S1 - Disease Ecology and Emerging Diseases Flashcards
Define ecology.
The study of factors influencing the abundance and distribution of organisms
Define competition and cooperation.
Competition - Driving force of natural selection (Remember viruses damaging each other and competing for resources) Cooperation - Differing species working together to benefit all species involved (Remember biofilms)
What is a biofilm?
What is quorum sensing?
A biofilm is a collection of bacteria cooperating and working together. Biofilms often form on hospital catheters / instruments and are responsible for many nosocomial infections
Quorum sensing is the cell-to-cell communication that regulates the density of bacteria growth so they can share resources.
What is a habitat?
The physical area a species inhabits
What is an ecological niche?
The habitat + behaviors of a particular species
How many species can occupy the same ecological niche?
Only 1. Either one species will evolve to separate the niches, or one will out-compete the other, resulting in its extinction.

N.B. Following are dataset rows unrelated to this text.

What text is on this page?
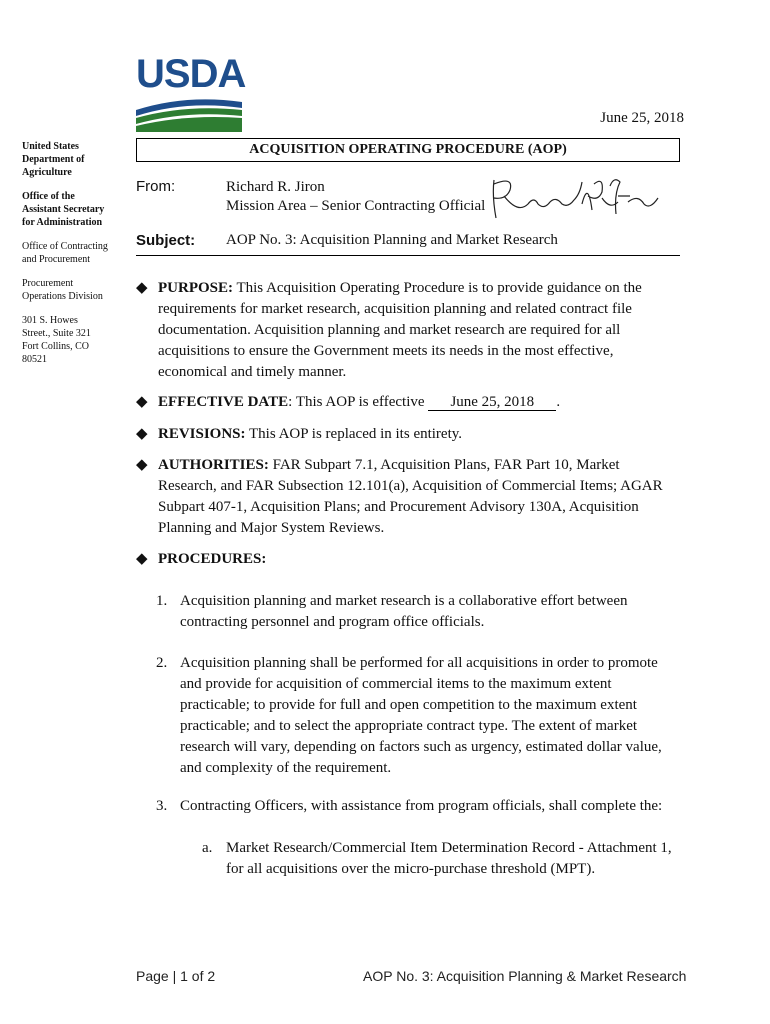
USDA
June 25, 2018
United States
Department of
Agriculture
Office of the
Assistant Secretary
for Administration
Office of Contracting
and Procurement
Procurement
Operations Division
301 S. Howes
Street., Suite 321
Fort Collins, CO
80521
ACQUISITION OPERATING PROCEDURE (AOP)
From:	Richard R. Jiron
Mission Area – Senior Contracting Official
Subject: AOP No. 3: Acquisition Planning and Market Research
◆ PURPOSE: This Acquisition Operating Procedure is to provide guidance on the requirements for market research, acquisition planning and related contract file documentation. Acquisition planning and market research are required for all acquisitions to ensure the Government meets its needs in the most effective, economical and timely manner.
◆ EFFECTIVE DATE: This AOP is effective June 25, 2018 .
◆ REVISIONS: This AOP is replaced in its entirety.
◆ AUTHORITIES: FAR Subpart 7.1, Acquisition Plans, FAR Part 10, Market Research, and FAR Subsection 12.101(a), Acquisition of Commercial Items; AGAR Subpart 407-1, Acquisition Plans; and Procurement Advisory 130A, Acquisition Planning and Major System Reviews.
◆ PROCEDURES:
1. Acquisition planning and market research is a collaborative effort between contracting personnel and program office officials.
2. Acquisition planning shall be performed for all acquisitions in order to promote and provide for acquisition of commercial items to the maximum extent practicable; to provide for full and open competition to the maximum extent practicable; and to select the appropriate contract type. The extent of market research will vary, depending on factors such as urgency, estimated dollar value, and complexity of the requirement.
3. Contracting Officers, with assistance from program officials, shall complete the:
a. Market Research/Commercial Item Determination Record - Attachment 1, for all acquisitions over the micro-purchase threshold (MPT).
Page | 1 of 2	AOP No. 3: Acquisition Planning & Market Research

How does climate change affect ecology (Particularly disease dynamics)?
1) Warming can cause a shift in timing, where epidemic peak may occur at a different time of year than it did in the past 2) Warming can cause more epidemic “cycles”, meaning that there may be two epidemic peaks in the same year 3) Warming can cause overall epidemic intensity to either increase or decrease, depending on whether the pathogen can well-tolerate the new climate.
What is it mean for a disease to be zoonotic?
A zoonotic disease is a disease that has its origins in a species other than humans (This includes vector-borne diseases as well as direct zoonotic diseases)
What does it mean for a disease to be frequency-dependent?
Transmission rates increase with the number of infectious people, but it doesn’t matter how geographically dense they are. (I.e. STDs and some vector-borne diseases)
What does it mean for a disease to be density-dependent?
Transmission rates increase with population density of the host. (E.g. influenza)
What is it called when an area has everything necessary for disease to spread (Pathogen, climate, resources, etc.), but humans don’t inhabit the area?
A silent zone
What happens when a large population enters a silent zone?
There will be an epidemic
What are the principal modes of transmission? (8) PAAWSFFF
Perinatal Airborne Animal bites Water-borne Sexual Fecal-oral Fomite Food-borne
What is the name of this type of zoonotic transmission cycle?
Human –> Human –> Human
Direct human-to-human
(E.g. influenza)
What is the zoonotic transmission cycle in which a disease principally found in animals is passed to a human (Who does not pass it to other humans)?